Her gaze skimmed over Vlad where he leaned casually against the wall next to the door, her face darkening for an instant. Having a Russian mafia prince inside a U.S. army facility was evidently rubbing her the wrong way.
Shock widened Gregory and Agnes’s eyes.
“You’re—you’re the Witch Queen?!” Gregory stammered. His gaze dropped to Brimstone. “Then, that’s—?!”
“Yeah.” Mae scratched her cheek lightly. “Just call me Mae.”
The coven healers in the room exchanged nervous glances.
Mae saw Vlad smirk out of the corner of her eye. He’d told her she should get used to being revered. She swallowed a sigh and sat on the edge of Agnes’s bed.
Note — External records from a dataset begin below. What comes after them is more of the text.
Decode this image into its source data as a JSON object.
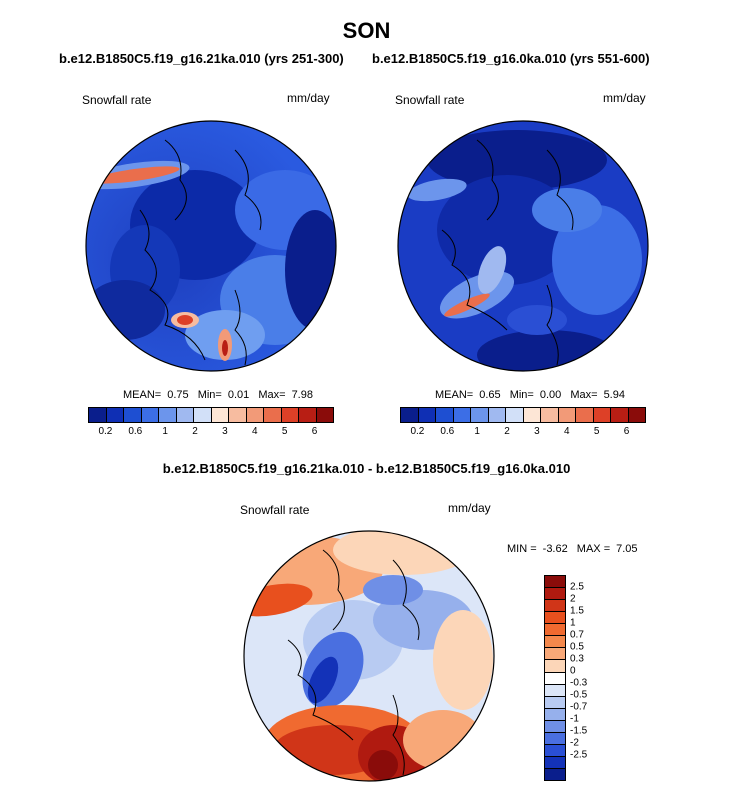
{
  "title": "SON",
  "panels": [
    {
      "case_label": "b.e12.B1850C5.f19_g16.21ka.010 (yrs 251-300)",
      "variable": "Snowfall rate",
      "units": "mm/day",
      "mean_label": "MEAN=",
      "mean": "0.75",
      "min_label": "Min=",
      "min": "0.01",
      "max_label": "Max=",
      "max": "7.98"
    },
    {
      "case_label": "b.e12.B1850C5.f19_g16.0ka.010 (yrs 551-600)",
      "variable": "Snowfall rate",
      "units": "mm/day",
      "mean_label": "MEAN=",
      "mean": "0.65",
      "min_label": "Min=",
      "min": "0.00",
      "max_label": "Max=",
      "max": "5.94"
    }
  ],
  "abs_colorbar": {
    "colors": [
      "#0a1e8c",
      "#0f2fb4",
      "#1e4fd2",
      "#3c6ee6",
      "#6c95ec",
      "#a0b9f0",
      "#d2e0f8",
      "#fde6d6",
      "#f7bca0",
      "#f29a78",
      "#ea6e4c",
      "#dd4027",
      "#b81e14",
      "#8a0c0a"
    ],
    "ticks": [
      "0.2",
      "0.6",
      "1",
      "2",
      "3",
      "4",
      "5",
      "6"
    ]
  },
  "diff": {
    "title": "b.e12.B1850C5.f19_g16.21ka.010 - b.e12.B1850C5.f19_g16.0ka.010",
    "variable": "Snowfall rate",
    "units": "mm/day",
    "min_label": "MIN =",
    "min": "-3.62",
    "max_label": "MAX =",
    "max": "7.05",
    "colorbar": {
      "colors": [
        "#8a0c0a",
        "#b01a10",
        "#d03518",
        "#e8501e",
        "#f06a30",
        "#f4884c",
        "#f8a878",
        "#fcd6b8",
        "#ffffff",
        "#dce6f8",
        "#b8cbf2",
        "#96b0ec",
        "#6f8fe6",
        "#4a6fe0",
        "#2a4fd4",
        "#1332b8",
        "#0a1e8c"
      ],
      "ticks": [
        "2.5",
        "2",
        "1.5",
        "1",
        "0.7",
        "0.5",
        "0.3",
        "0",
        "-0.3",
        "-0.5",
        "-0.7",
        "-1",
        "-1.5",
        "-2",
        "-2.5"
      ]
    }
  }
}
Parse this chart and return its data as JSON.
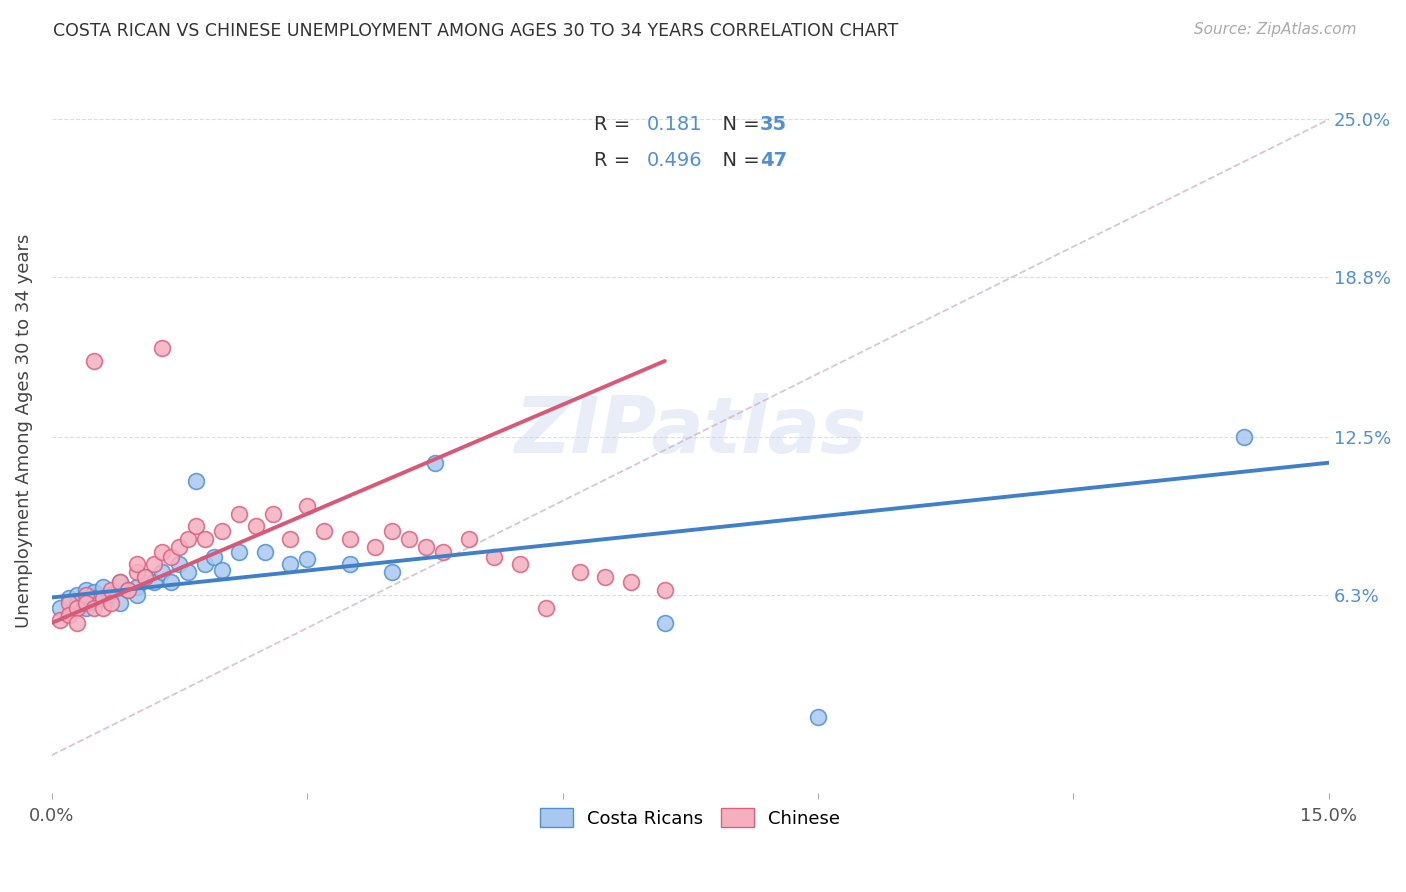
{
  "title": "COSTA RICAN VS CHINESE UNEMPLOYMENT AMONG AGES 30 TO 34 YEARS CORRELATION CHART",
  "source": "Source: ZipAtlas.com",
  "ylabel": "Unemployment Among Ages 30 to 34 years",
  "xlim": [
    0.0,
    0.15
  ],
  "ylim": [
    -0.015,
    0.27
  ],
  "ytick_positions": [
    0.063,
    0.125,
    0.188,
    0.25
  ],
  "ytick_labels": [
    "6.3%",
    "12.5%",
    "18.8%",
    "25.0%"
  ],
  "color_blue": "#a8c8f0",
  "color_pink": "#f5b0c0",
  "color_blue_dark": "#5090d0",
  "color_pink_dark": "#d86080",
  "color_blue_line": "#4080c8",
  "color_pink_line": "#d85878",
  "cr_x": [
    0.001,
    0.002,
    0.003,
    0.003,
    0.004,
    0.004,
    0.005,
    0.005,
    0.006,
    0.007,
    0.008,
    0.008,
    0.009,
    0.01,
    0.01,
    0.011,
    0.012,
    0.013,
    0.014,
    0.015,
    0.016,
    0.017,
    0.018,
    0.019,
    0.02,
    0.022,
    0.025,
    0.028,
    0.03,
    0.035,
    0.04,
    0.045,
    0.072,
    0.09,
    0.14
  ],
  "cr_y": [
    0.058,
    0.062,
    0.06,
    0.063,
    0.065,
    0.058,
    0.064,
    0.062,
    0.066,
    0.063,
    0.068,
    0.06,
    0.065,
    0.066,
    0.063,
    0.07,
    0.068,
    0.072,
    0.068,
    0.075,
    0.072,
    0.108,
    0.075,
    0.078,
    0.073,
    0.08,
    0.08,
    0.075,
    0.077,
    0.075,
    0.072,
    0.115,
    0.052,
    0.015,
    0.125
  ],
  "cn_x": [
    0.001,
    0.002,
    0.002,
    0.003,
    0.003,
    0.004,
    0.004,
    0.005,
    0.005,
    0.006,
    0.006,
    0.007,
    0.007,
    0.008,
    0.009,
    0.01,
    0.01,
    0.011,
    0.012,
    0.013,
    0.013,
    0.014,
    0.015,
    0.016,
    0.017,
    0.018,
    0.02,
    0.022,
    0.024,
    0.026,
    0.028,
    0.03,
    0.032,
    0.035,
    0.038,
    0.04,
    0.042,
    0.044,
    0.046,
    0.049,
    0.052,
    0.055,
    0.058,
    0.062,
    0.065,
    0.068,
    0.072
  ],
  "cn_y": [
    0.053,
    0.06,
    0.055,
    0.058,
    0.052,
    0.063,
    0.06,
    0.058,
    0.155,
    0.062,
    0.058,
    0.065,
    0.06,
    0.068,
    0.065,
    0.072,
    0.075,
    0.07,
    0.075,
    0.08,
    0.16,
    0.078,
    0.082,
    0.085,
    0.09,
    0.085,
    0.088,
    0.095,
    0.09,
    0.095,
    0.085,
    0.098,
    0.088,
    0.085,
    0.082,
    0.088,
    0.085,
    0.082,
    0.08,
    0.085,
    0.078,
    0.075,
    0.058,
    0.072,
    0.07,
    0.068,
    0.065
  ],
  "cr_trend_x": [
    0.0,
    0.15
  ],
  "cr_trend_y": [
    0.062,
    0.115
  ],
  "cn_trend_x": [
    0.0,
    0.072
  ],
  "cn_trend_y": [
    0.052,
    0.155
  ],
  "ref_line_x": [
    0.0,
    0.15
  ],
  "ref_line_y": [
    0.0,
    0.25
  ]
}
Brimstone plopped down next to her, his tail swishing across the floor.
“I know you’ve been through a lot,” she told Agnes quietly. “And you may not wish to revisit what the Dark Council did to you. But it would really help us if we knew what happened to you.”
Agnes hesitated before nodding, determination brightening her gaze. “I’ll tell you everything I remember.”
The witch started talking, faltering at first. She spoke of how she’d been walking home three weeks ago after a shift at a clinic that catered to magic users, when a van pulled up beside her and a group of men had dragged her into the back. Her dog familiar had bitten two of them before they’d injured him and left him behind.
“The next thing I knew, I woke up in this underground facility.” Agnes shuddered. “To be honest, it was more a cave than anything. From what I glimpsed whenever they opened our cell, there were a lot of people being kept prisoner on several galleries. Our jailers barely fed us and pumped us full of drugs to keep us docile.” Her face grew haunted. “Every day, they dragged some of us out and took us to this—this room. It was on the lowest level of the cave and had a white door. There was this weird antiseptic smell whenever it opened. Like it was some kind of lab or hospital operating room. Half the people that went in there never made it out alive. Those who did became…monsters.”
Mae’s skin prickled unpleasantly at the witch’s words. An image of the first demon she had ever met and slayed flitted before her eyes.
Was it like that for him too? Or did he go into that room willingly?
“Did you ever see someone who looked out of place?” Jared asked in a hard voice. “Someone who wasn’t a magic user and might have been a scientist?”
Mae glanced at the NYPD lieutenant as he stepped forward, a frown on his face. He’d told them that the Immortal Societies had suspected for some time now that one of their own was working with the Dark Council to make modified demons. As well as being the Immortals’ liaison with the U.S. Special Affairs bureau, Jared had been assigned the task of finding out who that person was and bringing them in.
Agnes clutched the sheets. “I—I did. The day they took me into that place. They gave me a powerful sedative so I wouldn’t fight them. I couldn’t make out the details of the room. But I remember him. A man in a white coat. He strapped me to a table and injected me with that strange serum. He…he looked like an angel.” Tears bloomed in the witch’s eyes. She wiped them away angrily. “He told me I would be okay. That it wouldn’t hurt.” Her voice broke. “He lied. When that woman opened that rift and forced that thing into my body, I wished I were dead.”
Gregory’s face crumbled. He stroked his sister’s back and gave her some water to sip, his eyes glistening.
Mae’s blood had turned to ice. “Woman? Can you describe her?!”
Agnes blinked at her urgent tone.
Nikolai pressed a warning hand on Mae’s shoulder.
“Was she blonde? Pretty, with gray eyes?” he asked quietly.
Mae’s pulse quickened as she fished her cell out of her jeans and brought up a picture of Rose Blake.
She showed it to Agnes. “Was this her?”
Agnes’s eyes grew round. “Yes!”
Mae’s chest tightened. Brimstone whined and pressed his flank against her leg.
“Who is she?” Agnes asked tremulously.
“She was—” Mae paused and clenched her teeth. “Sheismy best friend. Now she's possessed by Barquiel, an Archduke of Hell.”
Agnes drew a sharp breath.
Schuman shifted, her unease plain to see despite her impassive face. Even though they’d been dealing with Immortals and magic users for decades, the idea of Heaven and Hell and their respective inhabitants actually existing didn’t seem to sit well with the U.S. government.
Agnes wavered before reaching out and touching the back of Mae’s hand. “I’m sorry.”